A subsidiary, Ultimate Warbird Flights, operate several two-seat warbirds for trial experience flights in Spitfire, Mustang, and Hispano Buchon aircraft. Four of the resident warbirds operate as the Ultimate Fighters display team – usually displaying Mustang, Spitfire, Hispano Buchon and Thunderbolt aircraft across the UK and Europe.

===Sywell Airshow===

The Aerodrome has hosted many airshows and fly ins over the years.

From 2004 to 2014 it hosted a bi-enniel charity airshow in aid of the local Air Ambulance where there were many classic aircraft flying and on display such as the Consolidated Catalina, North American P-51 Mustang, North American Harvards. The airshow is no longer hosted as of 2016, after the Shoreham Airshow crash. On 6 November 2020 flying legends announced its signature airshow, previously held at the IWM Duxford, would now transfer to Sywell Aerodrome. Cancelled in 2020 & 2021 due to COVID, the show was due to take place in 2022 but was subsequently also cancelled,

The Sywell Airshow 2024 took place on the 22 and 23 June.

After the passing of principal organiser Richard Grace in 2024, it was announced that the show would not be returning in 2025 but an airshow 'in another form' may take place in the future.

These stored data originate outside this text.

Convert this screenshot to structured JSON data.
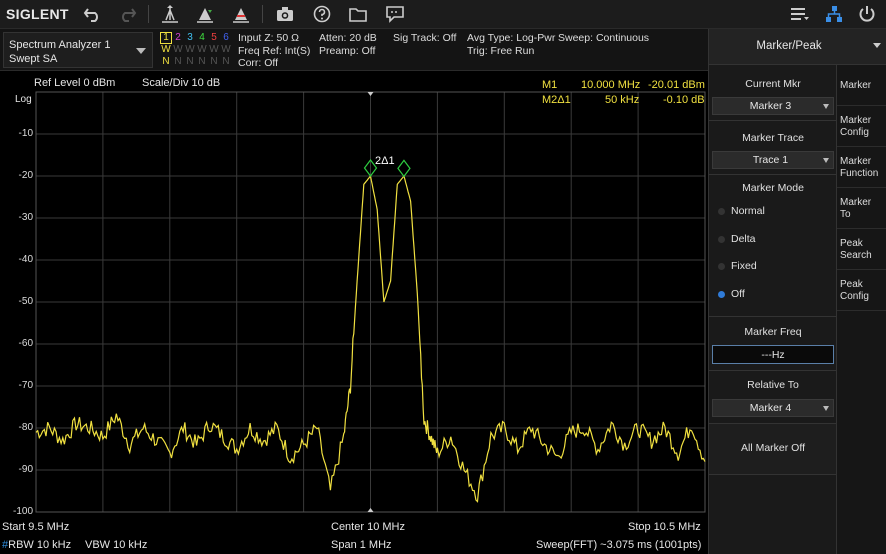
{
  "toolbar": {
    "logo": "SIGLENT",
    "icons": [
      "undo-icon",
      "redo-icon",
      "peak-search-icon",
      "marker-to-center-icon",
      "marker-delta-icon",
      "camera-icon",
      "help-icon",
      "folder-icon",
      "message-icon",
      "menu-list-icon",
      "network-icon",
      "power-icon"
    ]
  },
  "mode": {
    "line1": "Spectrum Analyzer 1",
    "line2": "Swept SA"
  },
  "traces": {
    "numbers": [
      "1",
      "2",
      "3",
      "4",
      "5",
      "6"
    ],
    "number_colors": [
      "#f0e040",
      "#d040d0",
      "#40c0f0",
      "#40e040",
      "#f04040",
      "#4060f0"
    ],
    "modes": [
      "W",
      "W",
      "W",
      "W",
      "W",
      "W"
    ],
    "dets": [
      "N",
      "N",
      "N",
      "N",
      "N",
      "N"
    ]
  },
  "info": {
    "col1": [
      "Input Z: 50 Ω",
      "Freq Ref: Int(S)",
      "Corr: Off"
    ],
    "col2": [
      "Atten: 20 dB",
      "Preamp: Off"
    ],
    "col3": [
      "Sig Track: Off"
    ],
    "col4": [
      "Avg Type: Log-Pwr",
      "Trig: Free Run"
    ],
    "col5": [
      "Sweep: Continuous"
    ]
  },
  "plot": {
    "ref_level": "Ref Level  0 dBm",
    "scale_div": "Scale/Div  10 dB",
    "log_label": "Log",
    "y_ticks": [
      "-10",
      "-20",
      "-30",
      "-40",
      "-50",
      "-60",
      "-70",
      "-80",
      "-90",
      "-100"
    ],
    "markers": [
      {
        "name": "M1",
        "freq": "10.000 MHz",
        "value": "-20.01 dBm"
      },
      {
        "name": "M2Δ1",
        "freq": "50 kHz",
        "value": "-0.10 dB"
      }
    ],
    "marker_label": "2Δ1",
    "start": "Start  9.5 MHz",
    "center": "Center  10 MHz",
    "stop": "Stop  10.5 MHz",
    "rbw_prefix": "#",
    "rbw": "RBW  10 kHz",
    "vbw": "VBW  10 kHz",
    "span": "Span  1 MHz",
    "sweep": "Sweep(FFT)  ~3.075 ms (1001pts)",
    "trace_color": "#f0e040"
  },
  "chart_data": {
    "type": "line",
    "x_range_mhz": [
      9.5,
      10.5
    ],
    "y_range_dbm": [
      -100,
      0
    ],
    "series": [
      {
        "x": [
          9.5,
          9.52,
          9.54,
          9.56,
          9.58,
          9.6,
          9.62,
          9.64,
          9.66,
          9.68,
          9.7,
          9.72,
          9.74,
          9.76,
          9.78,
          9.8,
          9.82,
          9.84,
          9.86,
          9.88,
          9.9,
          9.92,
          9.94,
          9.96,
          9.97,
          9.98,
          9.99,
          10.0,
          10.01,
          10.02,
          10.03,
          10.04,
          10.05,
          10.06,
          10.07,
          10.08,
          10.09,
          10.1,
          10.12,
          10.14,
          10.16,
          10.18,
          10.2,
          10.22,
          10.24,
          10.26,
          10.28,
          10.3,
          10.32,
          10.34,
          10.36,
          10.38,
          10.4,
          10.42,
          10.44,
          10.46,
          10.48,
          10.5
        ],
        "y": [
          -81,
          -80,
          -83,
          -79,
          -80,
          -82,
          -77,
          -84,
          -80,
          -83,
          -86,
          -80,
          -84,
          -79,
          -82,
          -85,
          -80,
          -83,
          -80,
          -87,
          -84,
          -80,
          -95,
          -82,
          -70,
          -45,
          -22,
          -20,
          -28,
          -50,
          -45,
          -22,
          -20,
          -26,
          -48,
          -78,
          -82,
          -86,
          -82,
          -90,
          -96,
          -82,
          -80,
          -85,
          -80,
          -84,
          -87,
          -81,
          -80,
          -85,
          -79,
          -84,
          -80,
          -83,
          -80,
          -86,
          -79,
          -88
        ]
      }
    ]
  },
  "panel": {
    "title": "Marker/Peak",
    "current_mkr_label": "Current Mkr",
    "current_mkr_value": "Marker 3",
    "marker_trace_label": "Marker Trace",
    "marker_trace_value": "Trace 1",
    "marker_mode_label": "Marker Mode",
    "modes": [
      "Normal",
      "Delta",
      "Fixed",
      "Off"
    ],
    "mode_selected": "Off",
    "marker_freq_label": "Marker Freq",
    "marker_freq_value": "---Hz",
    "relative_to_label": "Relative To",
    "relative_to_value": "Marker 4",
    "all_off": "All Marker Off"
  },
  "softmenu": [
    [
      "Marker"
    ],
    [
      "Marker",
      "Config"
    ],
    [
      "Marker",
      "Function"
    ],
    [
      "Marker",
      "To"
    ],
    [
      "Peak",
      "Search"
    ],
    [
      "Peak",
      "Config"
    ]
  ]
}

===Light Aircraft Association Rally===
The Light Aircraft Association (LAA – formerly the Popular Flying Association), is one of the UK's several bodies supporting amateur aircraft construction, and recreational and sport flying. It used to hold its annual rally at Cranfield Airport, and then at Kemble Airport. In 2006, the LAA lost so much money through poor attendances resulting from poor weather that in 2007 and 2008, much smaller (and cheaper) "regional rallies" were held. These were unpopular and in September 2009 a revived LAA Rally was held at Sywell. This proved successful, and further well-attended rallies have taken place at Sywell since.

In recent years the LAA Rally has been held at other locations in the UK.

===Previous events and users===
Music in Flight was held at Sywell in the early 21st century. This combined orchestral music classical music with flying aircraft, hot air balloons, the Red Devils parachute display team and a fireworks display. The event subsequently moved to Biggin Hill.

Previous 'aviation experience' users of the aerodrome were Virgin Balloons, Warbird Experiences and Delta Aviation.

==Business park==
An industrial area in the complex accommodates firms, agencies and other commercial businesses. Some 138 business were registered as being based at the Aerodrome in 2025.